What’s in a name?
I was thinking that we humans have a tendency to forget things. That is, we walk into a room and fully forget what we came in to get; we drive our car home and forget where we put the car keys. Well, we should all be able to remember this name.
“The Internet of Things”
Lazy and rather unimaginative, this name does what most names don’t actually do, it defines, describes and categorizes, then answers the question: “What is it?”
Once a theory and quickly realized, anything equipped with a sensor could be in constant communication with a computer processor. I can almost imagine the first MIT scientists throwing their hands up in technological glee, fully inspired by the sheer volume of their discovery!

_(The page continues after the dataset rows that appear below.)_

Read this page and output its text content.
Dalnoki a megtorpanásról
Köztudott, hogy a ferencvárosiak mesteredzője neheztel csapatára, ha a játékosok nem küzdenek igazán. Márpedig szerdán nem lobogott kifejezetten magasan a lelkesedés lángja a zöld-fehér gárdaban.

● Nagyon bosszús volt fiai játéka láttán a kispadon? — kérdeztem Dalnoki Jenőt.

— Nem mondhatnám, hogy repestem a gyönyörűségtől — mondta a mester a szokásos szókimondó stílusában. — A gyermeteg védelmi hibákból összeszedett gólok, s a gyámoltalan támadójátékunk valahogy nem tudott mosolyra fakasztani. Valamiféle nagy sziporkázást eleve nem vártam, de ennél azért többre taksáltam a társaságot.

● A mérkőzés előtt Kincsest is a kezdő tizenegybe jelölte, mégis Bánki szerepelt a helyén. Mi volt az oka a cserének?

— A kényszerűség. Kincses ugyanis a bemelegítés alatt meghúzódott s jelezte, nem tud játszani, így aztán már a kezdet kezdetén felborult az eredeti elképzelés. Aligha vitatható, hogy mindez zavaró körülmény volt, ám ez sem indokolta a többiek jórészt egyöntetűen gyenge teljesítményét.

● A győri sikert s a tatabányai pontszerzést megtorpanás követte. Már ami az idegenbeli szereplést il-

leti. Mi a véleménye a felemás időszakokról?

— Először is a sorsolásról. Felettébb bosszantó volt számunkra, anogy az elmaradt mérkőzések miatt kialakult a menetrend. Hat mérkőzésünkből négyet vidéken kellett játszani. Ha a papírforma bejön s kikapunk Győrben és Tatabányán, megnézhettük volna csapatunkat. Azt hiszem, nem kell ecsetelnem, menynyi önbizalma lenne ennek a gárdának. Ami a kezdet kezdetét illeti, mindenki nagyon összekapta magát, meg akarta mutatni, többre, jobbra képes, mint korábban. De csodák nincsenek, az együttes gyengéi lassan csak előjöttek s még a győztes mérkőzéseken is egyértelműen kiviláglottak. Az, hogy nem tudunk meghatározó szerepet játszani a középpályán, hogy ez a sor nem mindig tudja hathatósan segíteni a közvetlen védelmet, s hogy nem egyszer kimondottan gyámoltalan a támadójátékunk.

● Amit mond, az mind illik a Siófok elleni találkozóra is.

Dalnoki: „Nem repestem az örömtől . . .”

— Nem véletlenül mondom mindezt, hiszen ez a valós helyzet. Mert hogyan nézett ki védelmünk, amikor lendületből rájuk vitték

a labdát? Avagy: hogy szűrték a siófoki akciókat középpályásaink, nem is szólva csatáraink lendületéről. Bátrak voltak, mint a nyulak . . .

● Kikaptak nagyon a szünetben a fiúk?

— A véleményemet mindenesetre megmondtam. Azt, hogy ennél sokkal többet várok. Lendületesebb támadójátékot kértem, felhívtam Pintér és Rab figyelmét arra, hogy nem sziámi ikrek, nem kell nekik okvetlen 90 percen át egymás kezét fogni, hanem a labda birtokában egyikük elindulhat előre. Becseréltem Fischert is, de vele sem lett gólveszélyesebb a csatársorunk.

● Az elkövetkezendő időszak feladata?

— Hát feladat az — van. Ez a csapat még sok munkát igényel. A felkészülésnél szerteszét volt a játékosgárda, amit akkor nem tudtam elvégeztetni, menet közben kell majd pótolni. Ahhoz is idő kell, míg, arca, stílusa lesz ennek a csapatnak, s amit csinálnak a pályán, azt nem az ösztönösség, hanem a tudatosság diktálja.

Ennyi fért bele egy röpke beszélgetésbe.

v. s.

Now a coffee pot in their office could “talk” to the refrigerator down the hall. And both could be programmed to “talk” to humans, as well as machines and more, these enchanted objects would be able to add cream and milk to your grocery list, as well as perform “yet to be thought of” applications. Big Data (with it’s equally unimaginative name) would gather and collect executable data, which could be analyzed in real time.
Mind boggling and still evolving into what just might be “the internet of nearly EVERYTHING”.
The Digital Age has jettisoned technology closer to a television cartoon with a similar name (The Jetsons). We don’t have flying cars, but who knows? Everything seems possible with sensors and a computer’s magical little black box, that processes code. That leads to technology getting smarter and smarter.
Change is coming, both progressive and disruptive. It can decimate confidence, shake up the bottom line and place a strain on long standing traditions. And we’re all prone to its “Goosies”, that skin tingling sensation induced by excitement or fear or disbelief.
Mature businesses, like older people will feel it acutely, maybe more so than start-up companies and younger, tech savvy people, who never used letterhead on bond paper and couldn’t tell the difference. But having different efficiency levels shouldn’t be a license to feast, one on the other.
It’s wiser to work together; bartering and collaborating like our ancestors did when they first discovered fire. And again, when they put fire to a best use practice, smelting iron and forging steel. Factoid, teamwork will always lessen a load.
We’ll have to use technology smartly, because finger swipes across a screen is not a measure of intelligence. We’ll also need to put on our thinking caps, which will act as a protective helmet in the event of a crash.
The mind is a powerful bubble making machine, full of ideas. So, what happens when a thought bubble pops?
I say we harness the gases for propulsion, fasten your seatbelt. It’s gonna be a helluva ride!